Page 14 of Hunger and Thirst


  John didn’t speak. He dug slowly and ceaselessly, his face stolid, unutterably tired.

  “God Bless America,” snarled Erick, flinging a rock across the rilled ground.

  When they were about two feet down, Erick sank the point of his pickaxe into the cold earth and left it there.

  “I quit,” he said, “I’m damned if I’ll dig another goddamn inch.”

  John looked up from his work, his thin chest laboring. His brow was covered with a dew of perspiration. He blinked tiredly behind his glasses.

  “Shouldn’t it be a little deeper?” he asked, “They said…”

  “Oh, come on, John!” Erick said irritably, “Where do you want to dig, to China?”

  John put down his shovel with a sign. “All right,” he said, “I’m too tired.”

  They crawled down into the trench and slumped back against opposite walls, knees touching, the tops of their helmets just below the surface of the ground.

  “Jesus, am I tired,” Erick complained.

  “I am too,” John said.

  Erick slid his hands in to his jacket pockets. He felt something soft and dry and drew out the pieces of cheese. He offered them to John but John shook his head. So he flung them away, getting the odd sensation that he was throwing away pieces of Sergeant Jones. He didn’t look that way anymore because he could see the pieces lying on the ground, whitish and still.

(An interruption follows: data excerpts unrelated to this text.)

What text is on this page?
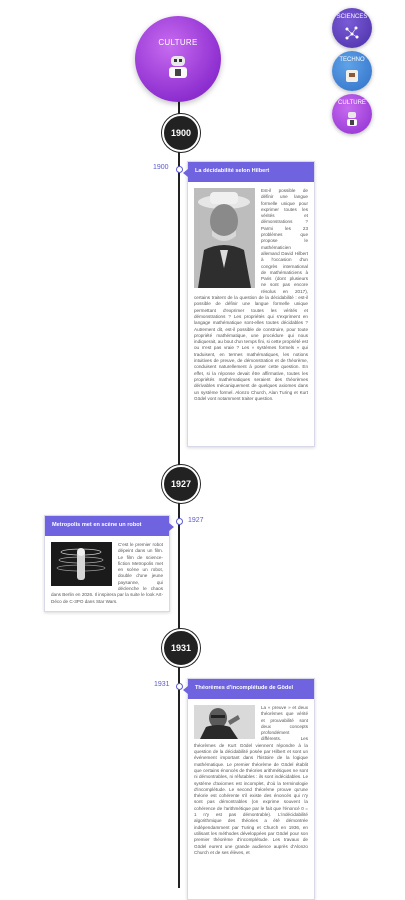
CULTURE
SCIENCES
TECHNO
CULTURE
1900
1900	La décidabilité selon Hilbert
Est-il possible de définir une langue formelle unique pour exprimer toutes les vérités et démonstrations ? Parmi les 23 problèmes que propose le mathématicien allemand David Hilbert à l'occasion d'un congrès international de mathématiciens à Paris (dont plusieurs ne sont pas encore résolus en 2017), certains traitent de la question de la décidabilité : est-il possible de définir une langue formelle unique permettant d'exprimer toutes les vérités et démonstrations ? Les propriétés qui s'expriment en langage mathématique sont-elles toutes décidables ? Autrement dit, est-il possible de construire, pour toute propriété mathématique, une procédure qui nous indiquerait, au bout d'un temps fini, si cette propriété est ou n'est pas vraie ? Les « systèmes formels » qui traduisent, en termes mathématiques, les notions intuitives de preuve, de démonstration et de théorème, conduisent naturellement à poser cette question. En effet, si la réponse devait être affirmative, toutes les propriétés mathématiques seraient des théorèmes dérivables mécaniquement de quelques axiomes dans un système formel. Alonzo Church, Alan Turing et Kurt Gödel vont notamment traiter question.
1927
1927
Metropolis met en scène un robot
C'est le premier robot dépeint dans un film. Le film de science-fiction Metropolis met en scène un robot, double d'une jeune paysanne, qui déclenche le chaos dans Berlin en 2026. Il inspirera par la suite le look Art-Déco de C-3PO dans Star Wars.
1931
1931	Théorèmes d'incomplétude de Gödel
La « preuve » et deux théorèmes que vérité et prouvabilité sont deux concepts profondément différents. Les théorèmes de Kurt Gödel viennent répondre à la question de la décidabilité posée par Hilbert et sont un événement important dans l'histoire de la logique mathématique. Le premier théorème de Gödel établit que certains énoncés de théories arithmétiques ne sont ni démontrables, ni réfutables : ils sont indécidables. Le système d'axiomes est incomplet, d'où la terminologie d'incomplétude. Le second théorème prouve qu'une théorie est cohérente s'il existe des énoncés qui n'y sont pas démontrables (on exprime souvent la cohérence de l'arithmétique par le fait que l'énoncé 0 = 1 n'y est pas démontrable). L'indécidabilité algorithmique des théories a été démontrée indépendamment par Turing et Church en 1936, en utilisant les méthodes développées par Gödel pour son premier théorème d'incomplétude. Les travaux de Gödel eurent une grande audience auprès d'Alonzo Church et de ses élèves, et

  Darkness crept over them soon and covered their heads.

  They didn’t bother eating anything. They went to sleep immediately, motionless in their exhaustion. Only once in the night did Erick wake up. Then he didn’t even bother looking around. He reached around with a grunt and took his canteen from its canvas holder. He held the icy metal in his hands and took a sip of the freezing, chlorinated water. Then he slid the canteen back and went to sleep again.

  * * * *

  He woke up to the sound of machine gun fire.

  He saw John start up and then sink down again, his face white and afraid.

  Looking up, Erick saw bright streams of tracer bullets skimming over the ground. They were down so low he could have reached up his hand and touched them.

  “I almost got up,” John said nervously.

  “Good thing you didn’t.”

  John swallowed, “You said it.”

  Then, after a few moments, John said, “Do you think they’ll attack?”

  “How should I know?” Erick said.

  “If they attack, what will we do?”

  “Run like hell,” Erick said, then, “I don’t know John.”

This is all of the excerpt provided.